The JSONable dictionary returned by the `info()` methods contains all of the data that the TikTok API returns. We have provided helper functions to parse that data into Pandas DataFrames, `utils.get_comment_df()`, `utils.get_video_df()` and `utils.get_user_df()` for the data from comments, videos, and users respectively.

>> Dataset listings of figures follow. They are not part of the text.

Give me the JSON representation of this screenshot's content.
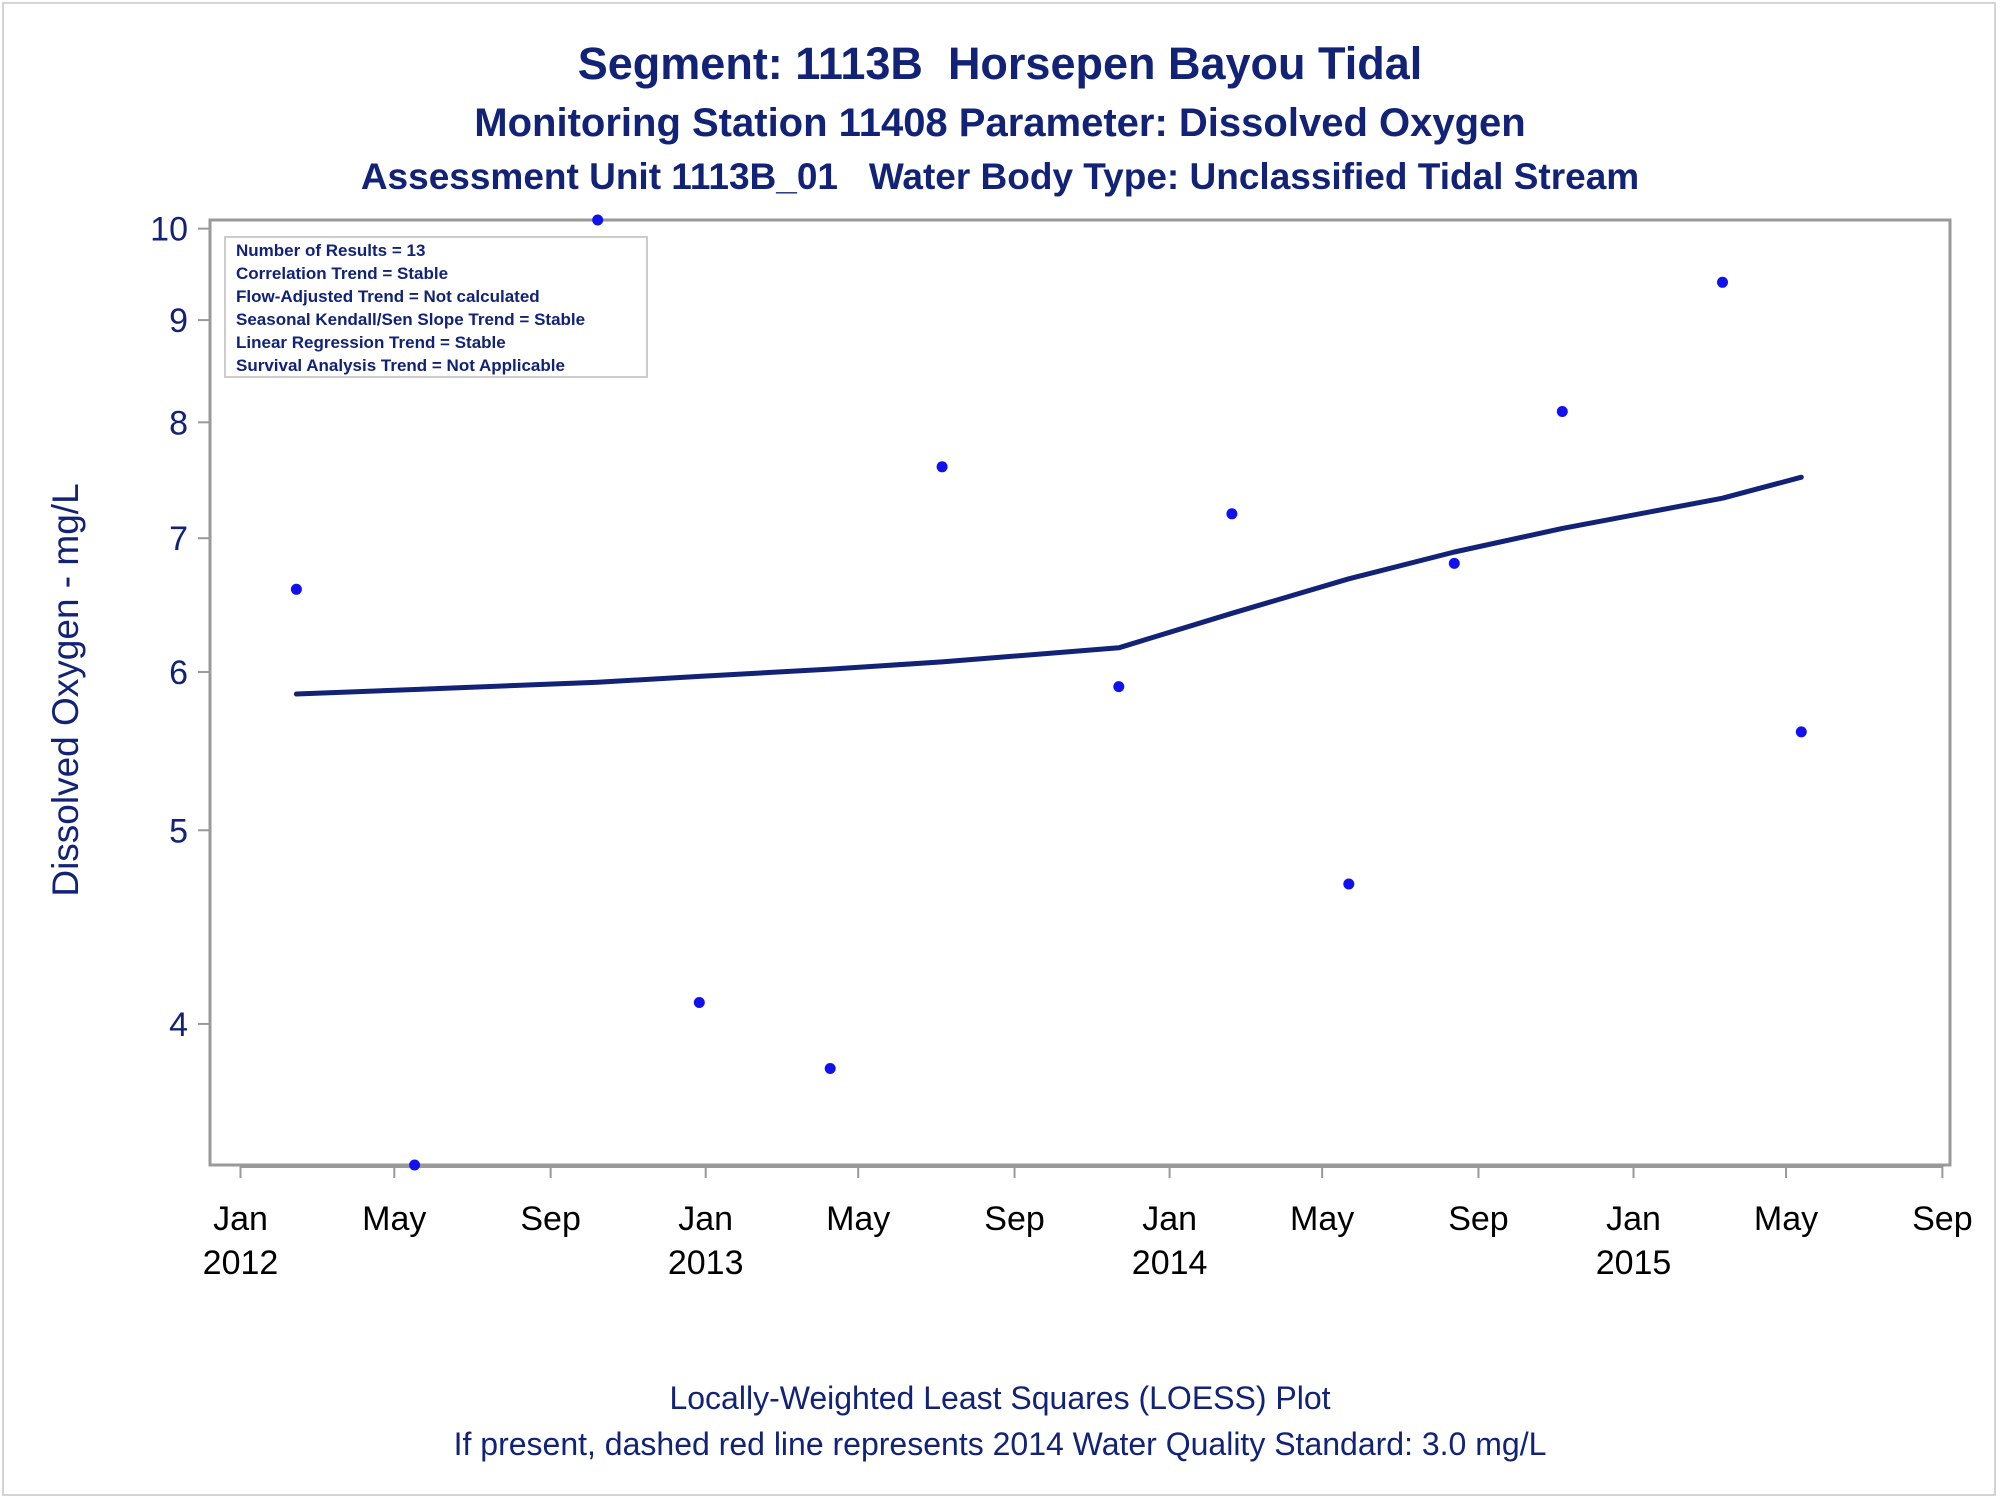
{
  "title": "Segment: 1113B  Horsepen Bayou Tidal",
  "subtitle1": "Monitoring Station 11408 Parameter: Dissolved Oxygen",
  "subtitle2": "Assessment Unit 1113B_01   Water Body Type: Unclassified Tidal Stream",
  "footnote1": "Locally-Weighted Least Squares (LOESS) Plot",
  "footnote2": "If present, dashed red line represents 2014 Water Quality Standard: 3.0 mg/L",
  "annotation": [
    "Number of Results = 13",
    "Correlation Trend = Stable",
    "Flow-Adjusted Trend = Not calculated",
    "Seasonal Kendall/Sen Slope Trend = Stable",
    "Linear Regression Trend = Stable",
    "Survival Analysis Trend = Not Applicable"
  ],
  "colors": {
    "text": "#112277",
    "points": "#1111ee",
    "loess": "#112277",
    "axis": "#999999"
  },
  "chart_data": {
    "type": "scatter",
    "ylabel": "Dissolved Oxygen - mg/L",
    "yscale": "log",
    "ylim": [
      3.4,
      10.1
    ],
    "yticks": [
      "4",
      "5",
      "6",
      "7",
      "8",
      "9",
      "10"
    ],
    "xlim": [
      "2011-12-08",
      "2015-09-07"
    ],
    "xticks": [
      {
        "month": "Jan",
        "year": "2012",
        "date": "2012-01-01"
      },
      {
        "month": "May",
        "year": "",
        "date": "2012-05-01"
      },
      {
        "month": "Sep",
        "year": "",
        "date": "2012-09-01"
      },
      {
        "month": "Jan",
        "year": "2013",
        "date": "2013-01-01"
      },
      {
        "month": "May",
        "year": "",
        "date": "2013-05-01"
      },
      {
        "month": "Sep",
        "year": "",
        "date": "2013-09-01"
      },
      {
        "month": "Jan",
        "year": "2014",
        "date": "2014-01-01"
      },
      {
        "month": "May",
        "year": "",
        "date": "2014-05-01"
      },
      {
        "month": "Sep",
        "year": "",
        "date": "2014-09-01"
      },
      {
        "month": "Jan",
        "year": "2015",
        "date": "2015-01-01"
      },
      {
        "month": "May",
        "year": "",
        "date": "2015-05-01"
      },
      {
        "month": "Sep",
        "year": "",
        "date": "2015-09-01"
      }
    ],
    "series": [
      {
        "type": "scatter",
        "points": [
          {
            "x": "2012-02-14",
            "y": 6.6
          },
          {
            "x": "2012-05-17",
            "y": 3.4
          },
          {
            "x": "2012-10-08",
            "y": 10.1
          },
          {
            "x": "2012-12-27",
            "y": 4.1
          },
          {
            "x": "2013-04-09",
            "y": 3.8
          },
          {
            "x": "2013-07-06",
            "y": 7.6
          },
          {
            "x": "2013-11-22",
            "y": 5.9
          },
          {
            "x": "2014-02-19",
            "y": 7.2
          },
          {
            "x": "2014-05-22",
            "y": 4.7
          },
          {
            "x": "2014-08-13",
            "y": 6.8
          },
          {
            "x": "2014-11-06",
            "y": 8.1
          },
          {
            "x": "2015-03-12",
            "y": 9.4
          },
          {
            "x": "2015-05-13",
            "y": 5.6
          }
        ]
      },
      {
        "type": "line",
        "points": [
          {
            "x": "2012-02-14",
            "y": 5.85
          },
          {
            "x": "2012-05-17",
            "y": 5.88
          },
          {
            "x": "2012-10-08",
            "y": 5.93
          },
          {
            "x": "2012-12-27",
            "y": 5.97
          },
          {
            "x": "2013-04-09",
            "y": 6.02
          },
          {
            "x": "2013-07-06",
            "y": 6.07
          },
          {
            "x": "2013-11-22",
            "y": 6.17
          },
          {
            "x": "2014-02-19",
            "y": 6.42
          },
          {
            "x": "2014-05-22",
            "y": 6.68
          },
          {
            "x": "2014-08-13",
            "y": 6.89
          },
          {
            "x": "2014-11-06",
            "y": 7.08
          },
          {
            "x": "2015-03-12",
            "y": 7.33
          },
          {
            "x": "2015-05-13",
            "y": 7.51
          }
        ]
      }
    ]
  }
}
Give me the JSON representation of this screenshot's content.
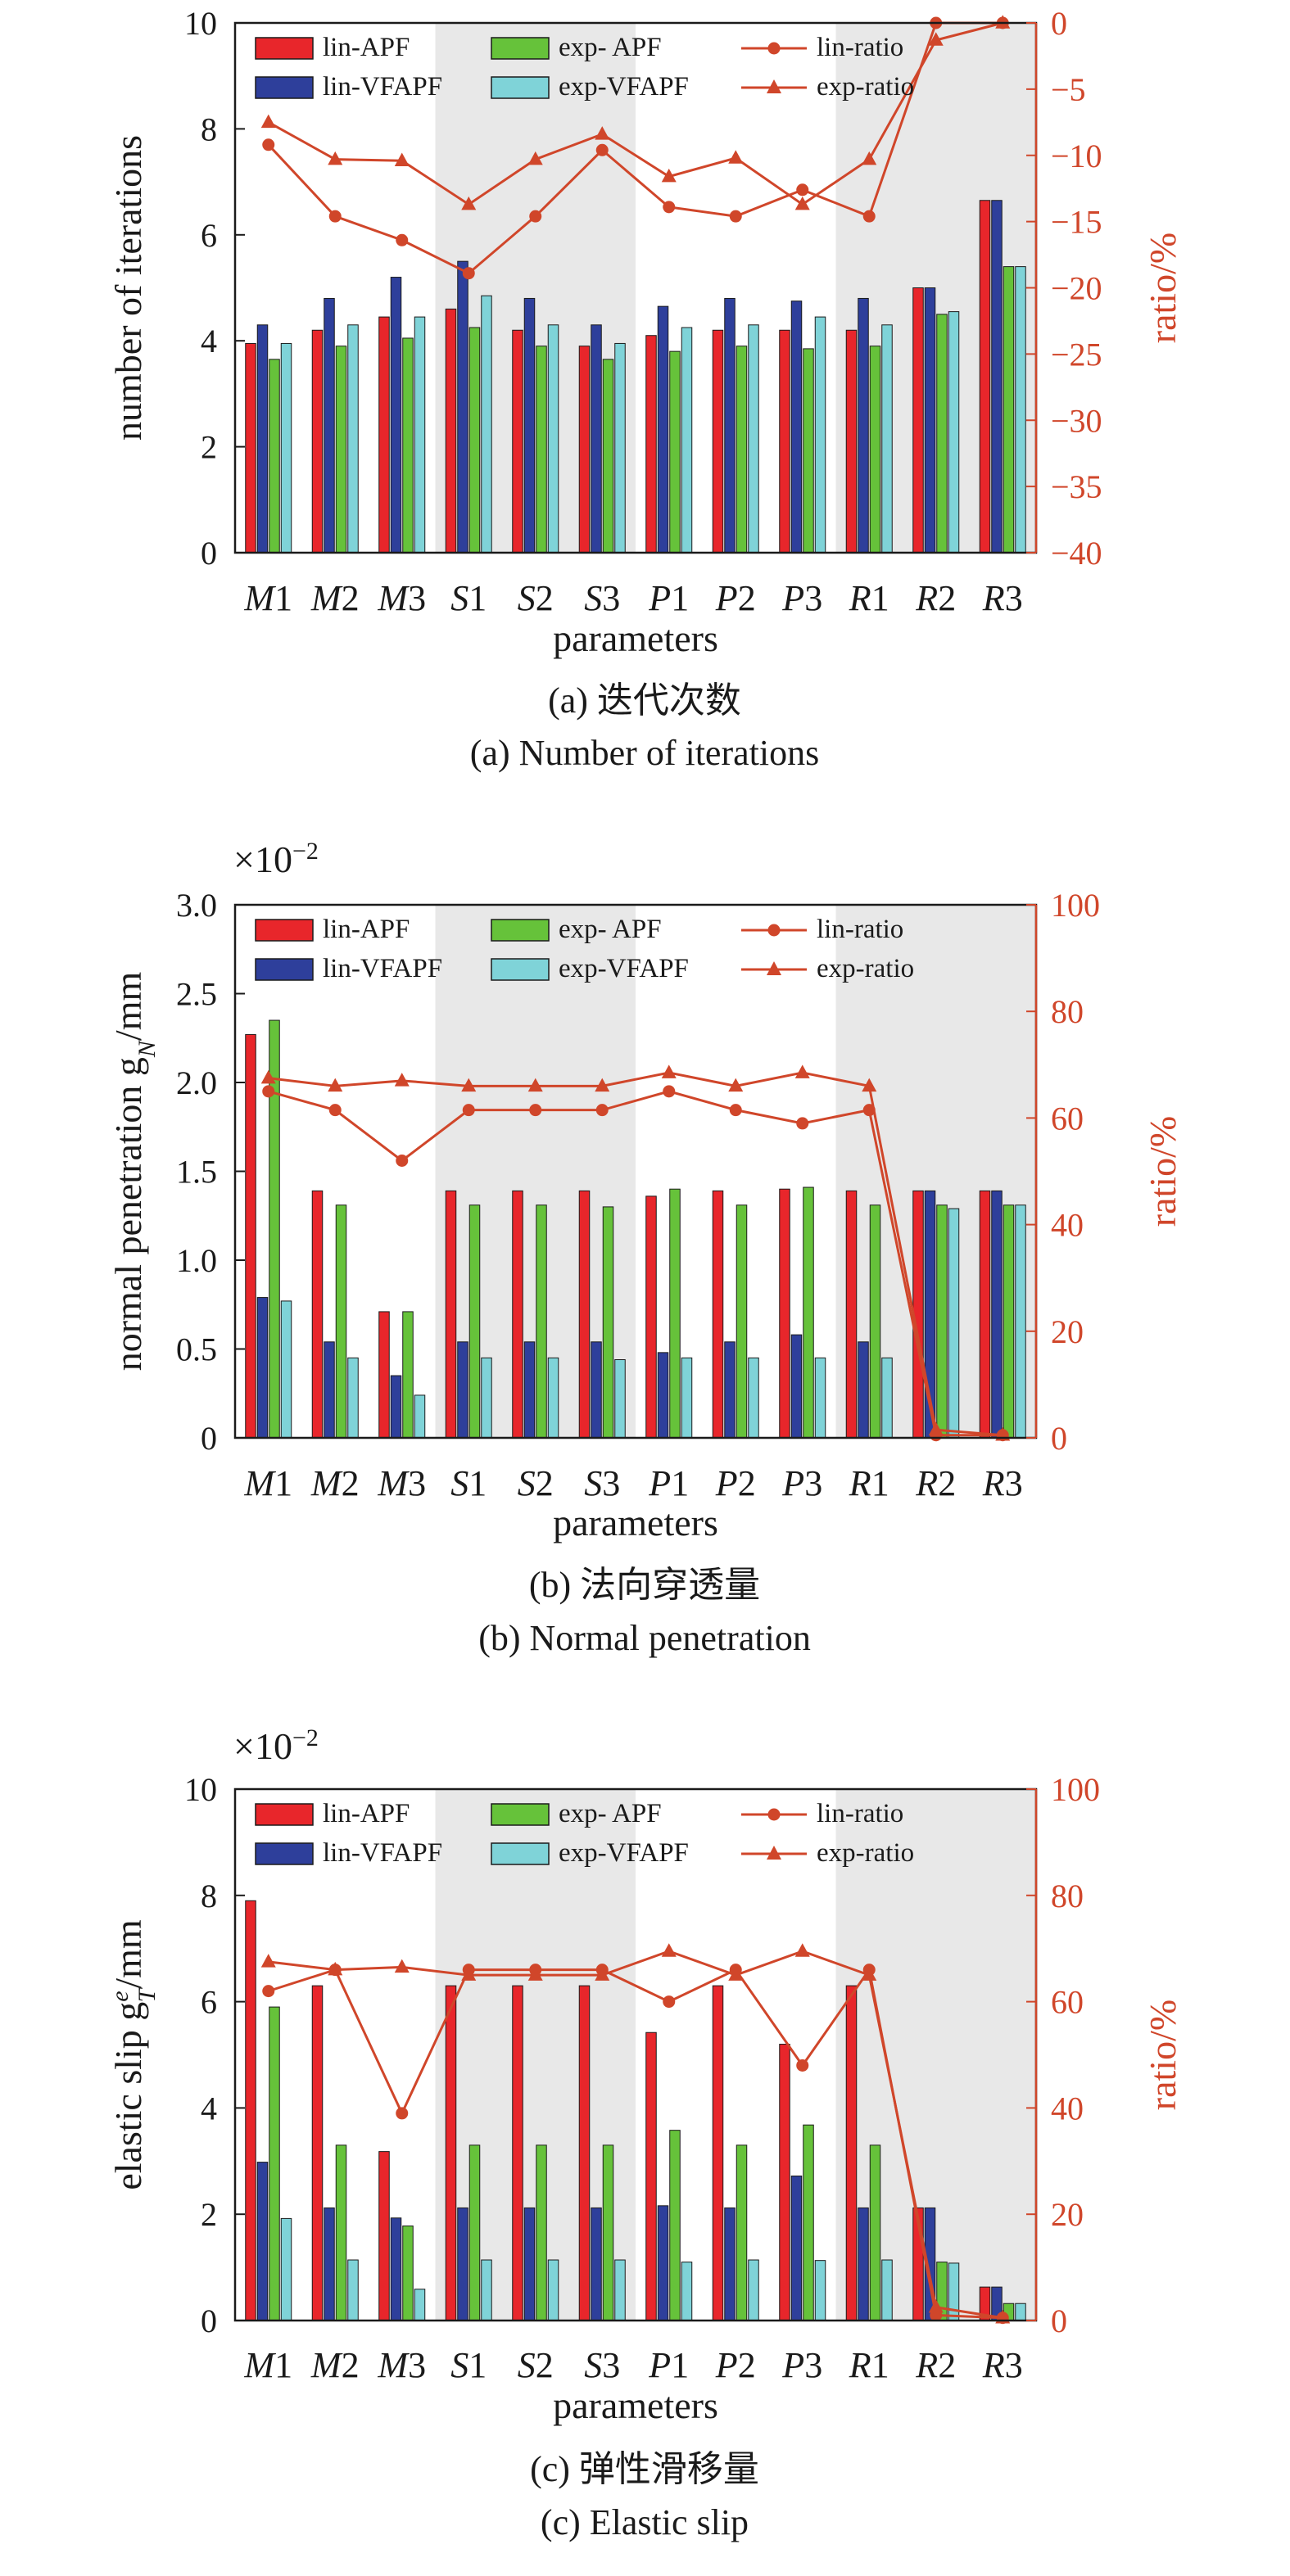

The video dataframe will contain the following columns:
|Field name | Description |
|----------|----------|
|`video_id`| Unique video ID |
|`createtime`| UTC datetime of video creation time in YYYY-MM-DD HH:MM:SS format |
|`author_name`| Unique author name |
|`author_id`| Unique author ID |
|`desc`| The full video description from the author |
|`hashtags`| A list of hashtags used in the video description |
|`share_video_id`| If the video is sharing another video, this is the video ID of that original video, else empty |
|`share_video_user_id`| If the video is sharing another video, this the user ID of the author of that video, else empty |
|`share_video_user_name`| If the video is sharing another video, this is the user name of the author of that video, else empty |
|`share_type`| If the video is sharing another video, this is the type of the share, stitch, duet etc. |
|`mentions`| A list of users mentioned in the video description, if any |
|`digg_count`| The number of likes on the video |
|`share_count`| The number of times the video was shared |
|`comment_count`| The number of comments on the video |
|`play_count`| The number of times the video was played |

The comment dataframe will contain the following columns:
|Field name | Description |
|----------|-----------|
|`comment_id`| Unique comment ID |
|`createtime`| UTC datetime of comment creation time in YYYY-MM-DD HH:MM:SS format |
|`author_name`| Unique author name |
|`author_id`| Unique author ID |
|`text`| Text of the comment |
|`mentions`| A list of users that are tagged in the comment |
|`video_id`| The ID of the video the comment is on |
|`comment_language`| The language of the comment, as predicted by the TikTok API |
|`digg_count`| The number of likes the comment got |
|`reply_comment_id`| If the comment is replying to another comment, this is the ID of that comment |

The user dataframe will contain the following columns:
|Field name | Description |
|----------|-----------|
|`id`| Unique author ID |
|`unique_id`| Unique user name |
|`nickname`| Display user name, changeable |
|`signature`| Short user description |
|`verified`| Whether or not the user is verified |
|`num_following`| How many other accounts the user is following |
|`num_followers`| How many followers the user has |
|`num_videos`| How many videos the user has made |
|`num_likes`| How many total likes the user has had |
|`createtime`| When the user account was made. This is derived from the `id` field, and can occasionally be incorrect with a very low unix epoch such as 1971 |